Appellant insists that, since the Retailers’ Fire Insurance Company was liable under the terms of the policy it issued for the full amount of the loss sustained, the recovery of the plaintiffs herein should have been against that company for the full amount of the loss, and that no judgment should have been rendered against the Union Assurance Society, Limited, who issued the first policy. And in that connection several decisions are cited to sustain the contention that Harris Smith, the last owner of the property, had the legal right to control the insurance on the property and to substitute the Retailers’ Fire Insurance Company policy for the policy theretofore issued, as was done, and that therefore plaintiffs, in whose favor the mortgage clause was inserted in the second policy, should have recovered the full amount of loss on that policy only. Among the decisions so cited are London Assurance Corp. v. Belcher (Tex. Civ. App.) 5 S.W.(2d) 844; Commonwealth Insurance Co. v. Evans (Tex. Civ. App.) 42 S.W.(2d) 1088; Girard F. & M. Ins. Co. v. Farmer (Tex. Com. App.) 53 S.W.(2d) 1016; Home Insurance Co. v. Collins (Tex. Civ. App.) 55 S.W.(2d) 898.
Under the express terms of the first policy, the rights of the owner of the property to recover for losses thereunder were forfeited by the taking'out of the second policy; but that act did not affect the insurable rights of the mortgagees in the first policy. Nor could the owner, by taking out the second policy without the knowledge or consent of the mortgagees, compel the latter to forego and abandon their rights under the first policy and to look for relief solely under the second policy. It is to be noted that the first policy, with a mortgage clause attached, evidenced two separate contracts, one in favor of the owner of the property and one in favor of the plaintiffs as mortgagees. And the forfeiture of rights by the owner did not affect the rights of the mortgagees. Furthermore, the judgment rendered apportioning the loss to the two insurance companies was authorized by express provisions of both policies, and the subrogation of lien was likewise in conformity with the provisions of the first policy and in accord with the decision ©f the Commis*873sion of Appeals in tlie case of British American Assurance Co. v. Mid-Continent Life Ins. Co., 37 S.W.(2d) 742. Furthermore, since appellant was not a party to the Retailers’ Fire Insurance Company policy, we are unable to perceive how it could have a right of subro-gation against that company for the judgment complained of.

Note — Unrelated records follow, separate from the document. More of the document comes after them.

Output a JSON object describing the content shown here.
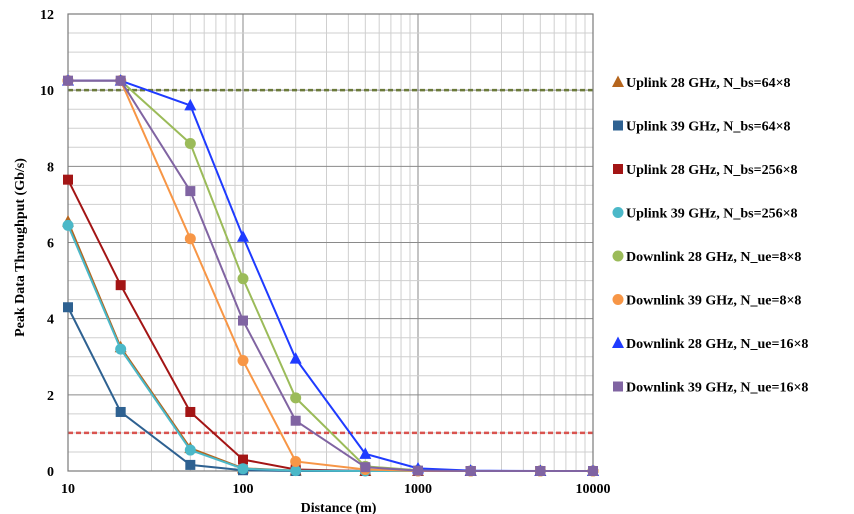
{
  "chart_data": {
    "type": "line",
    "title": "",
    "xlabel": "Distance (m)",
    "ylabel": "Peak Data Throughput (Gb/s)",
    "xscale": "log",
    "xlim": [
      10,
      10000
    ],
    "ylim": [
      0,
      12
    ],
    "grid": true,
    "legend_position": "right",
    "x_ticks": [
      10,
      100,
      1000,
      10000
    ],
    "x_tick_labels": [
      "10",
      "100",
      "1000",
      "10000"
    ],
    "y_ticks": [
      0,
      2,
      4,
      6,
      8,
      10,
      12
    ],
    "y_tick_labels": [
      "0",
      "2",
      "4",
      "6",
      "8",
      "10",
      "12"
    ],
    "x": [
      10,
      20,
      50,
      100,
      200,
      500,
      1000,
      2000,
      5000,
      10000
    ],
    "reference_lines": [
      {
        "y": 10,
        "color": "#6b7a3a",
        "style": "dashed"
      },
      {
        "y": 1,
        "color": "#d9534f",
        "style": "dashed"
      }
    ],
    "series": [
      {
        "name": "Uplink 28 GHz, N_bs=64×8",
        "color": "#b5651d",
        "marker": "triangle",
        "values": [
          6.55,
          3.25,
          0.6,
          0.07,
          0.01,
          0,
          0,
          0,
          0,
          0
        ]
      },
      {
        "name": "Uplink 39 GHz, N_bs=64×8",
        "color": "#2e6191",
        "marker": "square",
        "values": [
          4.3,
          1.55,
          0.16,
          0.02,
          0,
          0,
          0,
          0,
          0,
          0
        ]
      },
      {
        "name": "Uplink 28 GHz, N_bs=256×8",
        "color": "#a31515",
        "marker": "square",
        "values": [
          7.65,
          4.88,
          1.55,
          0.3,
          0.04,
          0,
          0,
          0,
          0,
          0
        ]
      },
      {
        "name": "Uplink 39 GHz, N_bs=256×8",
        "color": "#4bb8c8",
        "marker": "circle",
        "values": [
          6.45,
          3.2,
          0.55,
          0.06,
          0.01,
          0,
          0,
          0,
          0,
          0
        ]
      },
      {
        "name": "Downlink 28 GHz, N_ue=8×8",
        "color": "#9bbb59",
        "marker": "circle",
        "values": [
          10.25,
          10.25,
          8.6,
          5.05,
          1.92,
          0.12,
          0.02,
          0,
          0,
          0
        ]
      },
      {
        "name": "Downlink 39 GHz, N_ue=8×8",
        "color": "#f79646",
        "marker": "circle",
        "values": [
          10.25,
          10.25,
          6.1,
          2.9,
          0.25,
          0.04,
          0,
          0,
          0,
          0
        ]
      },
      {
        "name": "Downlink 28 GHz, N_ue=16×8",
        "color": "#1f3bff",
        "marker": "triangle",
        "values": [
          10.25,
          10.25,
          9.6,
          6.15,
          2.95,
          0.45,
          0.07,
          0.01,
          0,
          0
        ]
      },
      {
        "name": "Downlink 39 GHz, N_ue=16×8",
        "color": "#8064a2",
        "marker": "square",
        "values": [
          10.25,
          10.25,
          7.35,
          3.95,
          1.32,
          0.1,
          0.01,
          0,
          0,
          0
        ]
      }
    ]
  }
}
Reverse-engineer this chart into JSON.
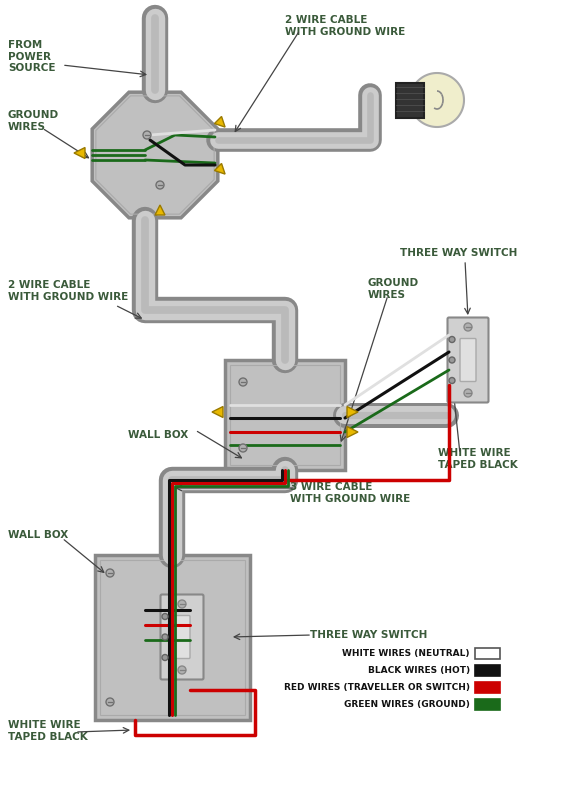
{
  "bg": "#ffffff",
  "label_color": "#3a5a3a",
  "lfs": 7.5,
  "wires": {
    "white": "#e0e0e0",
    "black": "#111111",
    "red": "#cc0000",
    "green": "#1a6a1a",
    "yellow": "#e8b800",
    "gray_dark": "#888888",
    "gray_mid": "#aaaaaa",
    "gray_light": "#cccccc",
    "box_fill": "#c0c0c0",
    "box_edge": "#888888"
  },
  "legend": [
    {
      "label": "WHITE WIRES (NEUTRAL)",
      "fc": "#ffffff",
      "ec": "#555555"
    },
    {
      "label": "BLACK WIRES (HOT)",
      "fc": "#111111",
      "ec": "#111111"
    },
    {
      "label": "RED WIRES (TRAVELLER OR SWITCH)",
      "fc": "#cc0000",
      "ec": "#cc0000"
    },
    {
      "label": "GREEN WIRES (GROUND)",
      "fc": "#1a6a1a",
      "ec": "#1a6a1a"
    }
  ]
}
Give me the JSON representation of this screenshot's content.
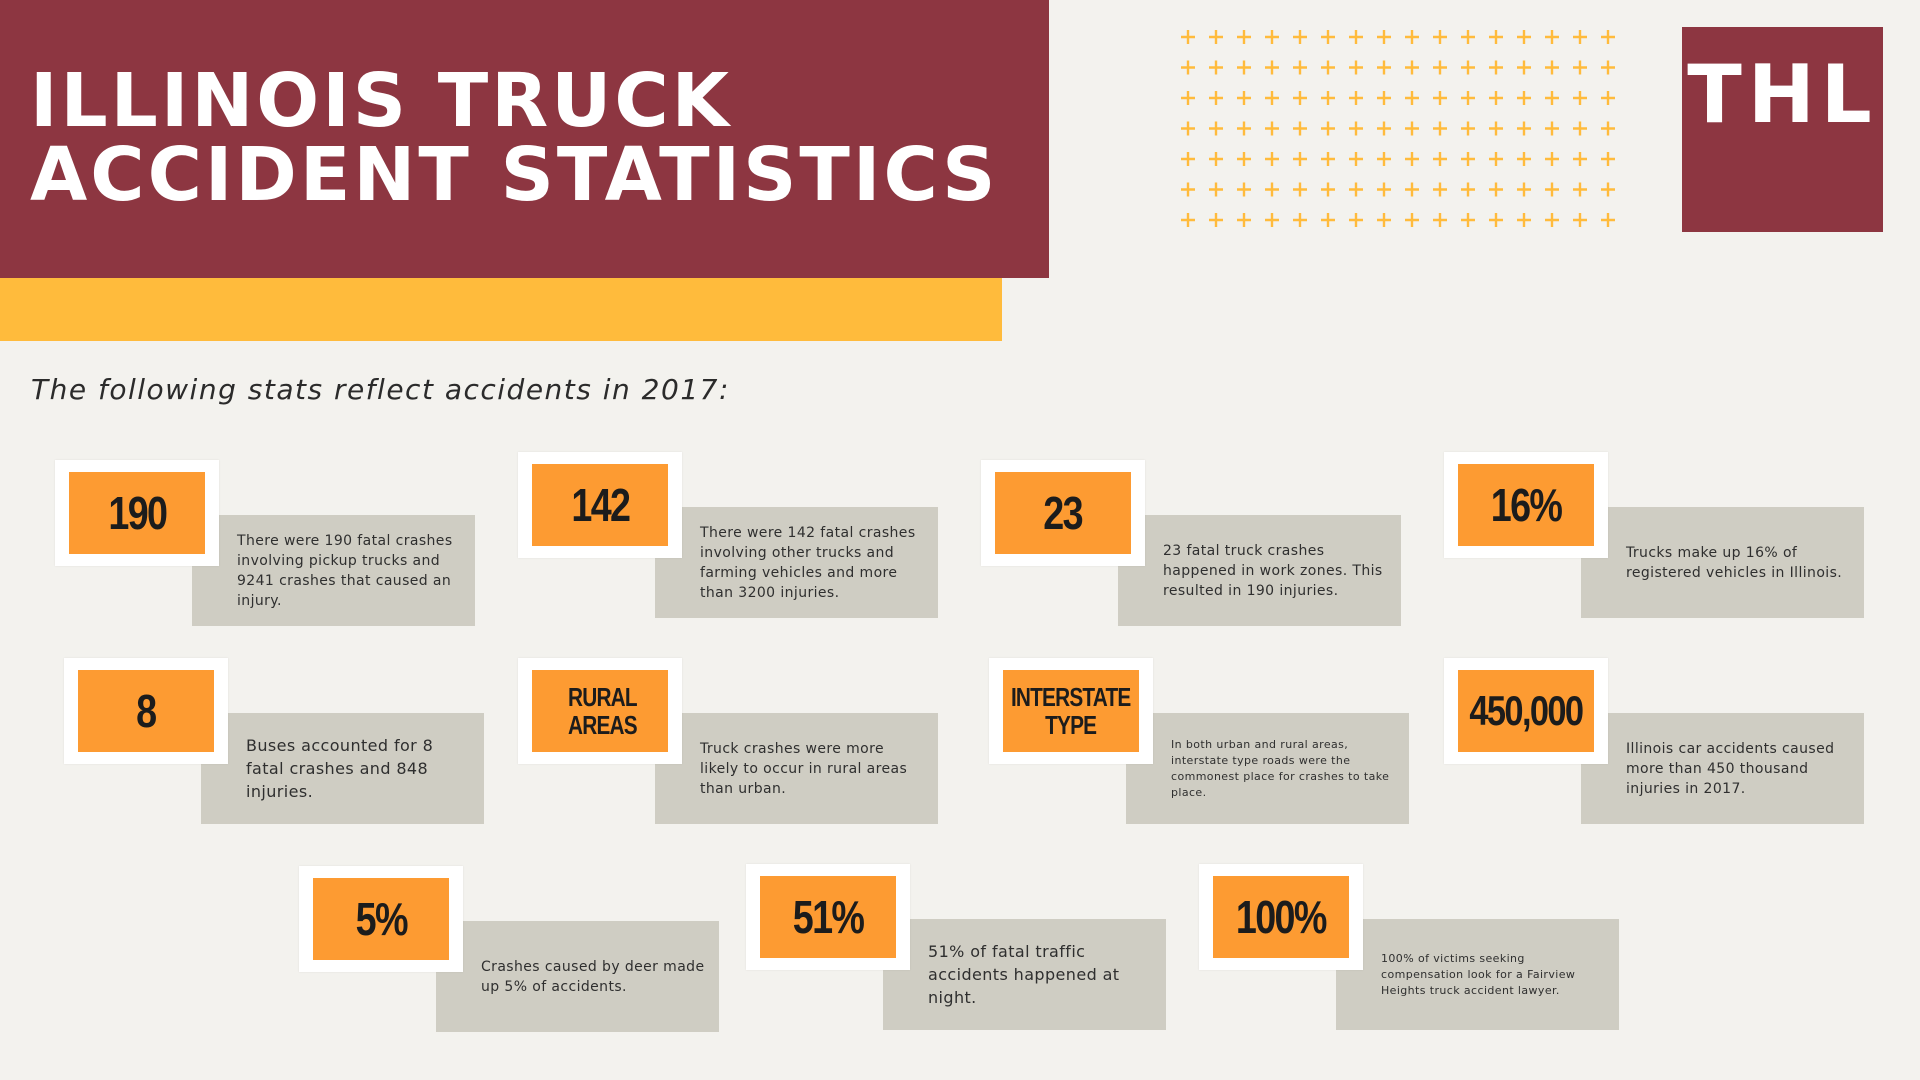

Nor was there error in awarding interest from the date appellant denied liability and refused payment for the loss.
The award of all costs incurred by the successful plaintiffs against appellant was proper, and hence appellant shows no injury by virtue of the fact that two of the plaintiffs, to wit, Maryland Casualty Company and Murray Investment Company, who were denied a recovery, were awarded their costs against the appellant; it not appearing that any additional costs were incurred by reason of the fact that those companies joined with the other plaintiffs in whose favor judgment was rendered.
Accordingly, the findings of fact and conclusions of law of the trial court are adopted by this court, all assignments of error are overruled, and the judgment of the trial court is affirmed.